Au Rwanda, cette semaine, c’est le début de la rentrée scolaire. La mesure prise par le gouvernement au début d’octobre de l’année passée de supprimer le français comme langue d’enseignement et de le remplacer par l’anglais va être mise en pratique. Le ministre de l’Enseignement primaire et secondaire, Théoneste Mutsindashyaka, par sa circulaire du 31/12/2008, donne des directives pour l’accélération de l’adoption de l’anglais dans l’enseignement de base (Nine years basic education : 6 ans de l’école primaire et 3 ans du premier cycle du secondaire-Tronc commun).
Une réforme scolaire improvisée
Dans le cadre de faciliter les changements envisagés, il y aura, selon la circulaire, un enseignement à double vacation dans les écoles officielles et libre subsidiées à l’école primaire (Double Shift/double vacation). Une équipe des enfants vient l’avant-midi, et rentre à la maison pour céder place à une autre équipe l’après midi. La ratio maître/élève sera compris entre 40 et 49 enfants par groupe. Cela s’accompagnera de la réduction des matières enseignées (reduction of core course) et une spécialisation des enseignants (specialisaton/professorat). Concrètement, jusqu’en 3è année primaire, les cours seront réduits de 9 à 4 à savoir : Anglais, Kinyarwanda, Mathématiques et Connaissances générales (general paper). De la 4è à la 6è année primaire, les matières seront réduites de 12 à 5 : Anglais, Kinyarwanda, Mathématiques, Science et Technologies et Etudes sociales (social studies).
Quant à la spécialisation, chaque enseignant dispensera un ou deux matières qu’il maîtrise.
Dans l’enseignement basique, il n’y aura pas d’enseignement du Français. Celui-ci sera appris dans le second cycle du secondaire, à raison d’une heure par semaine et au choix (electives non examinable) : l’élève aura la latitude choisir entre le français, le swahili ou l’agriculture.
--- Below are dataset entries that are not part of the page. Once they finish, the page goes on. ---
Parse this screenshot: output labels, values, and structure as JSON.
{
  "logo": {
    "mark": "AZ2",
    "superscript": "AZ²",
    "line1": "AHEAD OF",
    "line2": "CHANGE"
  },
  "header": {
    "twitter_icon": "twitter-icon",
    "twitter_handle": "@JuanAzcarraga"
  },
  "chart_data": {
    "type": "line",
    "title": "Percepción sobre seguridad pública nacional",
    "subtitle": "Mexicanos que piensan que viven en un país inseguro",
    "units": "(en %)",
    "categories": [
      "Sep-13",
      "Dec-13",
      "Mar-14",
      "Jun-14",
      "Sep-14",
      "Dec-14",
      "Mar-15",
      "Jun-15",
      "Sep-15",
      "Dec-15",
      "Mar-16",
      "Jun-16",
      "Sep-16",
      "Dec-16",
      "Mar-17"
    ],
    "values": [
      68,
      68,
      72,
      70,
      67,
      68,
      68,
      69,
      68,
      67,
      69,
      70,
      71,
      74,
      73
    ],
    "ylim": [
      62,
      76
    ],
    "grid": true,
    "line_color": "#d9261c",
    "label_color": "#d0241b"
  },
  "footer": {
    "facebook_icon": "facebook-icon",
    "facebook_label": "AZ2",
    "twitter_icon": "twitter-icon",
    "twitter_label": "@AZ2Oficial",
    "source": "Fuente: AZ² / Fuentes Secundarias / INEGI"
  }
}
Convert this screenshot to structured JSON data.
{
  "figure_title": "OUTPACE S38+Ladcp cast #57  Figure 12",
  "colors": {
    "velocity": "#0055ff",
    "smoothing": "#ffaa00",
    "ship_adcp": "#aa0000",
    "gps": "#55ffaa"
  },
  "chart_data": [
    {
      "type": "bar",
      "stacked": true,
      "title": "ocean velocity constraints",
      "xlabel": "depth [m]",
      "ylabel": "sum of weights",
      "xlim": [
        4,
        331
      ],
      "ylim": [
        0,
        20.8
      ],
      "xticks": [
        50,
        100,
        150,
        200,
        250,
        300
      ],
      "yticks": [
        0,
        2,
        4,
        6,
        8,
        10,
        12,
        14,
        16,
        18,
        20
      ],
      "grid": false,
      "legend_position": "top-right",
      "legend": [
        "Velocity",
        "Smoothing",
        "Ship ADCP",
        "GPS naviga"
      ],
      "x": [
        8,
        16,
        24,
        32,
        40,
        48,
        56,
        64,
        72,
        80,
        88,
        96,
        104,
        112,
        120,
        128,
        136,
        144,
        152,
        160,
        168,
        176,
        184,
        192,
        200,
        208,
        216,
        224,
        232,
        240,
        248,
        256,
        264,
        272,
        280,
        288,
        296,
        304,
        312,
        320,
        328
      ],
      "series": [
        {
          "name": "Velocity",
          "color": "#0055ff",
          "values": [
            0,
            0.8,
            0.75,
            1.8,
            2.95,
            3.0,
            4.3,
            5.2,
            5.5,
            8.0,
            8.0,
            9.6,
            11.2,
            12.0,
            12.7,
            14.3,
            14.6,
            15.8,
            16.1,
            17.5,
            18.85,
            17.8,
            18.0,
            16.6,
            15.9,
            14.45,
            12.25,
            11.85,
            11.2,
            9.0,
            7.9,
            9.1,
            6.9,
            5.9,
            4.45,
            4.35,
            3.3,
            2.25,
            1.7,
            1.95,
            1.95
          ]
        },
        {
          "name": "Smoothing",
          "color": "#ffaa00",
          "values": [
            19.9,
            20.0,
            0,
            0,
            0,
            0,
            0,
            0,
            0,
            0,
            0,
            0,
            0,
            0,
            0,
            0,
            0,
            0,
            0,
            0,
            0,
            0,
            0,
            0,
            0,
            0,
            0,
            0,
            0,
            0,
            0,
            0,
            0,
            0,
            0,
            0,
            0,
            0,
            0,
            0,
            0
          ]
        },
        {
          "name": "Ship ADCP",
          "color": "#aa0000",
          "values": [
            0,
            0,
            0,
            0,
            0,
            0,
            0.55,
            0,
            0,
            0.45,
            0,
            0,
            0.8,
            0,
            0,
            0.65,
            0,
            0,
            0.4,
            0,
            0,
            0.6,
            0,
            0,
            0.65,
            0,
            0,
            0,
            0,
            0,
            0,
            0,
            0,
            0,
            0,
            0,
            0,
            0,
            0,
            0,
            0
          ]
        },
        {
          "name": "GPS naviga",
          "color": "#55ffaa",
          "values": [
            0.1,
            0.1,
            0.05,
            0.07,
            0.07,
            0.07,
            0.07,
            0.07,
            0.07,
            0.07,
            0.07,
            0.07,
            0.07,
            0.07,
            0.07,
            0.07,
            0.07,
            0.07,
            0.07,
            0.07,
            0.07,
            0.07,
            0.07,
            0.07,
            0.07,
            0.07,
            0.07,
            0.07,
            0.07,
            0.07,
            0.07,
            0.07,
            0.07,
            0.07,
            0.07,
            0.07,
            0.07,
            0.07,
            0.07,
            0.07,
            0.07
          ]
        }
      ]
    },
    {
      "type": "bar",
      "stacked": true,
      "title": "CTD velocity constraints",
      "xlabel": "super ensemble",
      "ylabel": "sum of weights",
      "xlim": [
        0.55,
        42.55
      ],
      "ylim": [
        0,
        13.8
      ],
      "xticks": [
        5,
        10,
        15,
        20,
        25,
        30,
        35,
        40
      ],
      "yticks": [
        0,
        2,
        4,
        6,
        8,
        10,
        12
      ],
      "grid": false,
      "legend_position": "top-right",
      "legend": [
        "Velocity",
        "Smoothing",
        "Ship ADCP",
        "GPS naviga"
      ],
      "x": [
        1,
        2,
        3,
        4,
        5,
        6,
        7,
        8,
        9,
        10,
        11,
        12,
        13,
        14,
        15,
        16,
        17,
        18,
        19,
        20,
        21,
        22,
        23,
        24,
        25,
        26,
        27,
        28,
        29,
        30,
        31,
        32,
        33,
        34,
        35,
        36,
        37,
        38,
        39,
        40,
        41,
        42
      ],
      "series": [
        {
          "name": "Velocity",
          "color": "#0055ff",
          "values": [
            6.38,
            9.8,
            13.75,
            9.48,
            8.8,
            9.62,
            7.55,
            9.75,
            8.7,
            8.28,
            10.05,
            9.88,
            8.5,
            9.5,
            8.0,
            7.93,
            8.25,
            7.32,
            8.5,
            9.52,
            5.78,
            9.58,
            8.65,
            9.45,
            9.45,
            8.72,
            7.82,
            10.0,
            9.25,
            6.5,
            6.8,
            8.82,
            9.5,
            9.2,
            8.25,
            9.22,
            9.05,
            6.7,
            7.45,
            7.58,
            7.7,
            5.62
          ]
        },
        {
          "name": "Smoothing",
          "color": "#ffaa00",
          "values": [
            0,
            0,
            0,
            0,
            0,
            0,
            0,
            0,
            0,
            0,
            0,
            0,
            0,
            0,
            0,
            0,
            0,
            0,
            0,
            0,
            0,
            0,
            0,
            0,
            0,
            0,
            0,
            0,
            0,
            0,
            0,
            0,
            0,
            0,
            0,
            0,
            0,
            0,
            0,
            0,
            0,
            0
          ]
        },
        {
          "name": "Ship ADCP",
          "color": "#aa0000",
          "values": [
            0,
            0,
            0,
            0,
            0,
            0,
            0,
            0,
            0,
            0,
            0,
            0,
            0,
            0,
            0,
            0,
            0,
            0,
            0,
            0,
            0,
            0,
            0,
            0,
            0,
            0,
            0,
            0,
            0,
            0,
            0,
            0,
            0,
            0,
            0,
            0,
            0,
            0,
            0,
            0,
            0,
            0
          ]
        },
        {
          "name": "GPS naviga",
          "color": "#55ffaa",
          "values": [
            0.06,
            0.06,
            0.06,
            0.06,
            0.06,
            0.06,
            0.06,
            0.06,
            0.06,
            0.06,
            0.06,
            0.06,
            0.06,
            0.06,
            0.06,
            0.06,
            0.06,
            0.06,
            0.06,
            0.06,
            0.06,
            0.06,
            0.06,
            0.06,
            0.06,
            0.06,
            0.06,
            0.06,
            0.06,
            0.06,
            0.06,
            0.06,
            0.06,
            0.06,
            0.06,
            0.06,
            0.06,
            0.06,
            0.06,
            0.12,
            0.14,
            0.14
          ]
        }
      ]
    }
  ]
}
Quant à l’anglais, il sera enseigné dès la première année du primaire à raison de 5 heures par semaine.
Le recrutement des enseignants est une autre priorité de cette réforme. Cela s’entend car si un enseignant doit se spécialiser pour une ou deux matières, il faut un nombre conséquent d’enseignants. Le gouvernement s’est tourné vers l’Afrique de l’Est anglophone pour y recruter des enseignants. La coopération internationale y a mis également du sien. Ainsi des organisations telles que British Council, British Communication, VSO (Voluntary Service Overseas), World Teach, American Embassy et DFID (UK Department for International Development) se sont montrées disposées à collaborer à cette réforme.
Un enseignant de l’école primaire doit avoir un diplôme de A2, tandis qu’un enseignant du secondaire (Tronc commun) doit avoir un diplôme de A1. Dans le deuxième cycle du secondaire, l’enseignant aura le diplôme de A0. Les enseignants ne remplissant pas ces conditions ont été renvoyés sans préavis.
Selon la circulaire, toutes les écoles secondaires (Higher Learning Institutions, les instituts pédagogiques, KIE, Colleges of Education and Teacher Training Centers : TTC) ainsi que les écoles primaires qui seront prêtes commenceront à donner des cours en anglais avec cette année 2009. En 2010, les mathématiques et les sciences seront dispensées en anglais dans toutes les écoles, sans exception aucune. C’est en 2011 que l’enseignement en anglais sera généralisé dans toutes les écoles.
Un enseignement à double vitesse
Au Rwanda, il y a une multitude d’écoles privées, tant primaires que secondaires et supérieures. La plupart dispensaient déjà les cours en anglais. Elles sont dans les villes. Seule la majorité des écoles rurales seront concernées par cette réforme. A moins que ce soit par baguette magique, un enfant ne pourra pas assimiler les leçons dans une langue qu’il ne maîtrise pas. Il aurait fallu étendre la mesure au moins sur une période de 5 ans. Aujourd’hui, c‘est le gâchis. Il y aura des promotions sacrifiées.
Par ailleurs, cette réforme cache mal une ségrégation qui ne dit pas son mot : les concours d’accès du primaire au secondaire ou du secondaire au supérieur seront bientôt en anglais. Le taux de réussite sera plus élevée chez les enfants des grands magnats ayant adopté l’anglais comme langue d’enseignement depuis 1994. Certains parents soucieux de l’avenir de leurs enfants ne savent pas à quel Saint se vouer face à cette réforme improvisée et qui met en danger une bonne partie de la jeunesse rwandaise.
Il n’est pas inutile d’ajouter que ces "réformateurs" se moquent du monde. Ceux qui n’ont pas leurs enfants dans des écoles anglophones existantes, ils les ont envoyés suivre leurs études à l’extérieur du pays (Afrique du Sud, Canada, USA,..) et ne seront donc pas touchés par les effets pervers de cette réforme.